Links where observed collisions substantially exceeded the model’s prediction given traffic volume and road type — potential candidates for engineering review.

if HAS_GPD and openroads is not None:
    excess = or_risk[or_risk["residual_glm"] > 2].copy()

    fig, ax = plt.subplots(figsize=(10, 9))
    bg.plot(ax=ax, color="#e0e0e0", linewidth=0.2, zorder=1)
    excess.plot(column="residual_glm", ax=ax, cmap="Oranges",
                linewidth=1.5, legend=True, zorder=2,
                legend_kwds={"label": "Residual (observed − predicted)", "shrink": 0.6})
    ax.set_title(
        f"Excess-risk links — residual > 2  ({len(excess):,} links)\n"
        "Had substantially more collisions than road type and traffic predict"
    )
    ax.set_axis_off()
    plt.tight_layout()
    plt.show()

6 Summary

print("=== Stage 2 collision model summary ===\n")
print(f"Links scored          : {len(risk):,}")
print(f"Links with collisions : {(risk['collision_count'] > 0).sum():,} "
      f"({(risk['collision_count'] > 0).mean():.1%})")
print(f"\nPoisson GLM pseudo-R² : {metrics['glm']['pseudo_r2']:.3f}")
print(f"XGBoost pseudo-R²     : {XGB_POSTFIX_PR2:.3f} (post-fix 5-seed mean)")
print(f"\nTop 1% risk links     : {(risk['risk_percentile'] >= 99).sum():,}")
print(f"Excess-risk links (residual > 2): {(risk['residual_glm'] > 2).sum():,}")
print(f"\nExcess-risk by road class:")
print(
    risk[risk["residual_glm"] > 2]["road_classification"]
    .value_counts()
    .to_string()
)

=== Stage 2 collision model summary ===

Links scored          : 2,167,557
Links with collisions : 233,604 (10.8%)

Poisson GLM pseudo-R² : 0.351
XGBoost pseudo-R²     : 0.323 (post-fix 5-seed mean)
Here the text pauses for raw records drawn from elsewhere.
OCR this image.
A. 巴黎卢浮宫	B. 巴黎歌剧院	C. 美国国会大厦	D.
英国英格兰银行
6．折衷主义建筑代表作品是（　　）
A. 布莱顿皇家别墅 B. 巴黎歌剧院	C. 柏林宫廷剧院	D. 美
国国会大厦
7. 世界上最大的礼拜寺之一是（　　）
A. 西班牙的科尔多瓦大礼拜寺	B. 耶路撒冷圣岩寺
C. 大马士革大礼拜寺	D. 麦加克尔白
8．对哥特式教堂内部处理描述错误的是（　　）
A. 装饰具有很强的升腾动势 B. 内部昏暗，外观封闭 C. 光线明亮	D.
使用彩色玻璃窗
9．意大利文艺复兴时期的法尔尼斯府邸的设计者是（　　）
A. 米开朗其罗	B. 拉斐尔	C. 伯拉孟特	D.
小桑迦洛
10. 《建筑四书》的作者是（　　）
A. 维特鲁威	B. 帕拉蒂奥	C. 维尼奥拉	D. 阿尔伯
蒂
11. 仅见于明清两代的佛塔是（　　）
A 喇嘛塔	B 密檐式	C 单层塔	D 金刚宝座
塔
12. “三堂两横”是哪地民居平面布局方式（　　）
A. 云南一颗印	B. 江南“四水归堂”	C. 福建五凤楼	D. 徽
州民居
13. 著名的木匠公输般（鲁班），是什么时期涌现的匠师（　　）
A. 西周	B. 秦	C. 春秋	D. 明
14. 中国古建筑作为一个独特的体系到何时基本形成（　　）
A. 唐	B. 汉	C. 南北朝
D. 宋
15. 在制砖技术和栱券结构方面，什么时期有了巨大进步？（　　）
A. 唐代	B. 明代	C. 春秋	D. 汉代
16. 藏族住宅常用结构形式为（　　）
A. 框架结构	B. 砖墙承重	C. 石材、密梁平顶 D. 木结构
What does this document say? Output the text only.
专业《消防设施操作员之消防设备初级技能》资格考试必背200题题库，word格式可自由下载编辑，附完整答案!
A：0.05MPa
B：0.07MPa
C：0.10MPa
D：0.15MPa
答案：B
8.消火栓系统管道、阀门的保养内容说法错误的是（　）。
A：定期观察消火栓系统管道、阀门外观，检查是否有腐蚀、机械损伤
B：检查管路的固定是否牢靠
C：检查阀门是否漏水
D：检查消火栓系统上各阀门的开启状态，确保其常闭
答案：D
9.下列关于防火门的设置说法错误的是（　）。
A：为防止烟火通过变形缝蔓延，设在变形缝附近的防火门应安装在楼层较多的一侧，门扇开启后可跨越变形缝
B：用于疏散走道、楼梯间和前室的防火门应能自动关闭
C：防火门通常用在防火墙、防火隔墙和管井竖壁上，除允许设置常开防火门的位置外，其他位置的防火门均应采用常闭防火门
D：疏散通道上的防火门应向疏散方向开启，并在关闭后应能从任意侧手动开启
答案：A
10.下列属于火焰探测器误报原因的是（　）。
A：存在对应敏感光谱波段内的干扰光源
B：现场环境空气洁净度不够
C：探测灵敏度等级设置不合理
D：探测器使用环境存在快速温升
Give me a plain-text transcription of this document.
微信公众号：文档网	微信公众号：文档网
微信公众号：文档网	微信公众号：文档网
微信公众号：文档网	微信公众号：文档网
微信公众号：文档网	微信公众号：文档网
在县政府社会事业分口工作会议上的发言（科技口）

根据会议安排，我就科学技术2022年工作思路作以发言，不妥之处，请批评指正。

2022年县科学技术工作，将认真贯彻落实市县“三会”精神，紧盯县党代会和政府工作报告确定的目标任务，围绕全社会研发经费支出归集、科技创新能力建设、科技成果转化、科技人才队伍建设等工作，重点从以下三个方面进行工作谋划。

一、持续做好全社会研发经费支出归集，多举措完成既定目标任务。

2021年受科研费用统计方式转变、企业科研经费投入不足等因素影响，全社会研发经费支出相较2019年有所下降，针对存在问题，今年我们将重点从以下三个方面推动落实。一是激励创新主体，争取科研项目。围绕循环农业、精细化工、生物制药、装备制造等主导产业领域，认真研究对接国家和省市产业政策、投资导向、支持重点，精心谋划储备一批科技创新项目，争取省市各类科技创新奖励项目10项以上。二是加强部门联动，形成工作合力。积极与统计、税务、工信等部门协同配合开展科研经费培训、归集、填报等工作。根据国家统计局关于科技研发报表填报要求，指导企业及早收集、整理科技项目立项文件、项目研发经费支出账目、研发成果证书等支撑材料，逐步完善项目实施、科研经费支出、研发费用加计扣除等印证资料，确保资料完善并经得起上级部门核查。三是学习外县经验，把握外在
Top 1% risk links     : 21,676
Excess-risk links (residual > 2): 11,245

Excess-risk by road class:
road_classification
A Road                   3316
Classified Unnumbered    3275
Unclassified             3136
B Road                    636
Unknown                   465
Motorway                  296
Not Classified            121

Key observations:

XGBoost’s current honest post-fix baseline is about pseudo-R² 0.32 across five seeds (0.323 mean, with temporal features included), while the GLM sits at pseudo-R² 0.347 on its own in-sample downsampled surface. Earlier repo docs cited an XGBoost pseudo-R² around 0.86, but that figure came from a pre-fix evaluation surface that was later superseded after a feature-table leakage diagnosis. The two current pseudo-R² values are also still computed on different row subsets and with different null models (GLM: in-sample on a downsampled training set; XGBoost: out-of-sample on the full zero-heavy test set), so the gap should not be read as pure modelling lift. These metrics are from the current run after the counted-only Stage 1a filter, the Stage 2 post-event provenance guard, OSM feature enrichment, IMD features, terrain grade, and the GLM optional-feature imputation refactor. See feature engineering for the full caveat.
The GLM provides interpretable incidence rate ratios per feature; XGBoost predictions complement these with higher predictive power for the risk map.
Residuals show where traffic volume and road geometry alone under-predict observed collisions — likely reflecting local factors not in the feature set (junction design, sight lines, speed compliance).
The top 1% risk links are concentrated on high-traffic A-roads and motorways, consistent with higher exposure and absolute collision counts.
Excess-risk links (residual > 2) are candidates for targeted intervention where infrastructure or behaviour factors drive risk beyond what the model can attribute to road class and traffic alone.